Bolstering human rights protection will require strengthening democratic institutions, promoting media freedom and capacity building for good governance – some of the stated aims of Australia’s aid. As one of the largest recipients of Australian aid, and a democracy of 250 million people, the promotion of human rights and democratisation in Indonesia is undoubtedly an aim of the Australian government.
But Australia will never be able to effectively criticise and prevent human rights abuses such as the death penalty, in Indonesia or elsewhere, while it remains a serious violator itself.
Throughout the 20th century, Australia punched above its weight as a respected international citizen and enthusiastic promoter of human rights. The Australian delegation was instrumental in the formulation of the Universal Declaration of Human Rights in 1948, as one of only eight drafting nations. An Australian, Doc Evatt, was elected President of the UN General Assembly that same year. For the remainder of the 20th century, Australia remained at the forefront of pushing for the expansion and ratification of international human rights conventions to protect vulnerable peoples.
Abuses in offshore detention are a blight on this proud history. Former Prime Minister Tony Abbott’s assertion that this nation is “sick of being lectured by the United Nations” shows how far we’ve regressed.
The United Nations has regularly criticised Australia’s treatment of asylum seekers since 2011. In 2012, Australia flagrantly disregarded the UN Committee Against Torture’s call for it to not return refugees to their persecutors, a legal principle called non-refoulement. It ignored this plea, returning a boatload of Tamil asylum seekers to Sri Lanka where they were met with detention and interrogation.
In March 2015, the UN Special Rapporteur on Torture found that multiple aspects of Australia’s asylum seeker policies, including indefinite detention and harsh conditions, are in breach of the Torture Convention. This puts us in grave violation of international law.
By November, more than 100 countries were lining up to criticise Australia’s detention regime at the UN in Geneva including the US, UK, Canada, France and Germany. Sweden observed that Australia is the only country in the world that employs offshore, mandatory detention and processing of people seeking asylum. Moreover, serious concerns were raised about the high rate of Indigenous incarceration.
To point out human rights abuses is not to say that Australia is to blame (perhaps with the exception of the Australian Federal Police), for the execution of Chan and Sukumaran.
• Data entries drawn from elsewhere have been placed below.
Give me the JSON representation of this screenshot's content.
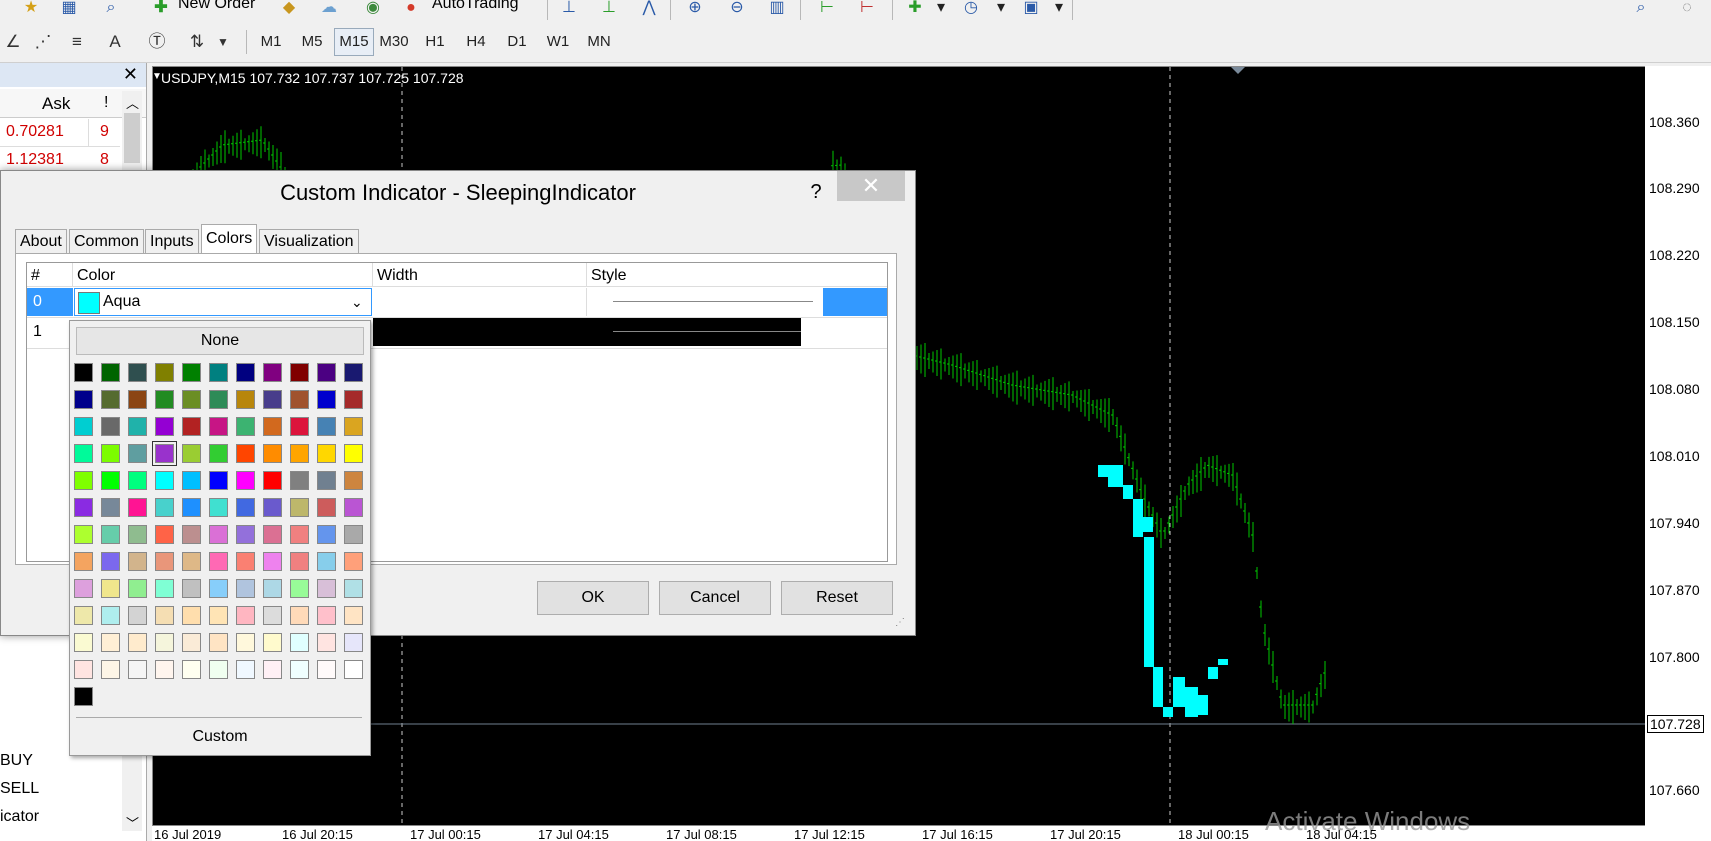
{
  "toolbar": {
    "new_order": "New Order",
    "auto_trading": "AutoTrading",
    "timeframes": [
      "M1",
      "M5",
      "M15",
      "M30",
      "H1",
      "H4",
      "D1",
      "W1",
      "MN"
    ],
    "selected_timeframe": "M15",
    "text_tool": "A"
  },
  "market_watch": {
    "col_ask": "Ask",
    "col_spread": "!",
    "rows": [
      {
        "ask": "0.70281",
        "spread": "9"
      },
      {
        "ask": "1.12381",
        "spread": "8"
      }
    ],
    "side_items": [
      "BUY",
      "SELL",
      "icator"
    ]
  },
  "chart": {
    "header": "USDJPY,M15  107.732 107.737 107.725 107.728",
    "price_labels": [
      "108.360",
      "108.290",
      "108.220",
      "108.150",
      "108.080",
      "108.010",
      "107.940",
      "107.870",
      "107.800",
      "107.728",
      "107.660"
    ],
    "current_price": "107.728",
    "time_labels": [
      "16 Jul 2019",
      "16 Jul 20:15",
      "17 Jul 00:15",
      "17 Jul 04:15",
      "17 Jul 08:15",
      "17 Jul 12:15",
      "17 Jul 16:15",
      "17 Jul 20:15",
      "18 Jul 00:15",
      "18 Jul 04:15"
    ],
    "watermark": "Activate Windows",
    "colors": {
      "bars": "#00c800",
      "indicator": "#00ffff",
      "bid_line": "#708090"
    }
  },
  "dialog": {
    "title": "Custom Indicator - SleepingIndicator",
    "help": "?",
    "tabs": [
      "About",
      "Common",
      "Inputs",
      "Colors",
      "Visualization"
    ],
    "active_tab": "Colors",
    "columns": {
      "num": "#",
      "color": "Color",
      "width": "Width",
      "style": "Style"
    },
    "rows": [
      {
        "num": "0",
        "color_name": "Aqua",
        "color_hex": "#00ffff"
      },
      {
        "num": "1",
        "color_name": "",
        "color_hex": "#000000"
      }
    ],
    "buttons": {
      "ok": "OK",
      "cancel": "Cancel",
      "reset": "Reset"
    }
  },
  "palette": {
    "none_label": "None",
    "custom_label": "Custom",
    "selected_index": 36,
    "swatches": [
      "#000000",
      "#006400",
      "#2f4f4f",
      "#808000",
      "#008000",
      "#008080",
      "#000080",
      "#800080",
      "#800000",
      "#4b0082",
      "#191970",
      "#00008b",
      "#556b2f",
      "#8b4513",
      "#228b22",
      "#6b8e23",
      "#2e8b57",
      "#b8860b",
      "#483d8b",
      "#a0522d",
      "#0000cd",
      "#a52a2a",
      "#00ced1",
      "#696969",
      "#20b2aa",
      "#9400d3",
      "#b22222",
      "#c71585",
      "#3cb371",
      "#d2691e",
      "#dc143c",
      "#4682b4",
      "#daa520",
      "#00fa9a",
      "#7cfc00",
      "#5f9ea0",
      "#9932cc",
      "#9acd32",
      "#32cd32",
      "#ff4500",
      "#ff8c00",
      "#ffa500",
      "#ffd700",
      "#ffff00",
      "#7fff00",
      "#00ff00",
      "#00ff7f",
      "#00ffff",
      "#00bfff",
      "#0000ff",
      "#ff00ff",
      "#ff0000",
      "#808080",
      "#708090",
      "#cd853f",
      "#8a2be2",
      "#778899",
      "#ff1493",
      "#48d1cc",
      "#1e90ff",
      "#40e0d0",
      "#4169e1",
      "#6a5acd",
      "#bdb76b",
      "#cd5c5c",
      "#ba55d3",
      "#adff2f",
      "#66cdaa",
      "#8fbc8f",
      "#ff6347",
      "#bc8f8f",
      "#da70d6",
      "#9370db",
      "#db7093",
      "#f08080",
      "#6495ed",
      "#a9a9a9",
      "#f4a460",
      "#7b68ee",
      "#d2b48c",
      "#e9967a",
      "#deb887",
      "#ff69b4",
      "#fa8072",
      "#ee82ee",
      "#f08080",
      "#87ceeb",
      "#ffa07a",
      "#dda0dd",
      "#f0e68c",
      "#90ee90",
      "#7fffd4",
      "#c0c0c0",
      "#87cefa",
      "#b0c4de",
      "#add8e6",
      "#98fb98",
      "#d8bfd8",
      "#b0e0e6",
      "#eee8aa",
      "#afeeee",
      "#d3d3d3",
      "#f5deb3",
      "#ffdead",
      "#ffe4b5",
      "#ffb6c1",
      "#dcdcdc",
      "#ffdab9",
      "#ffc0cb",
      "#ffe4c4",
      "#fafad2",
      "#ffefd5",
      "#ffebcd",
      "#f5f5dc",
      "#faebd7",
      "#ffe4c4",
      "#fff8dc",
      "#fffacd",
      "#e0ffff",
      "#ffe4e1",
      "#e6e6fa",
      "#ffe4e1",
      "#fdf5e6",
      "#f5f5f5",
      "#fff5ee",
      "#fffff0",
      "#f0fff0",
      "#f0f8ff",
      "#fff0f5",
      "#f0ffff",
      "#fffafa",
      "#ffffff",
      "#000000"
    ]
  }
}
Our politicians, civil society and media gave the issue a lot of attention and relentlessly campaigned for their lives to be spared.
Tony Abbott made a serious gaffe in calling for Chan and Sukumaran to be pardoned because Australia provided aid to Aceh in the wake of the 2004 tsunami. So incensed were Indonesians by this suggestion, that the local population in Aceh began a fundraising campaign – #KoinUntukAustralia (coins for Australia) – to give back Australia’s aid money.
Nevertheless, Abbott genuinely did his best to prevent their execution. Foreign minister Julie Bishop undertook admirable diplomacy as well, to no avail. Neither can be blamed for the deaths of Chan and Sukumaran.
Within the complexities of Indonesian politics, with a nascent president seeking to prove himself to a hostile right-wing and widespread perception of a drug epidemic, it seems unlikely that their lives would ever have been spared. Indonesia has already announced a new round of executions, although no Australians will be among those killed.
But going forward this could change. The Department of Foreign Affairs says at least 250 Australians are imprisoned overseas at any given time. At least 10 Australians still face the death penalty abroad. Our government’s refusal to acknowledge criticism of its asylum policy and implement reform means its leverage to promote human rights elsewhere is waning.
It cannot be denied that Australia abuses the universal human rights of people seeking asylum. If it hopes to protect the human rights of its own citizens overseas, this must end.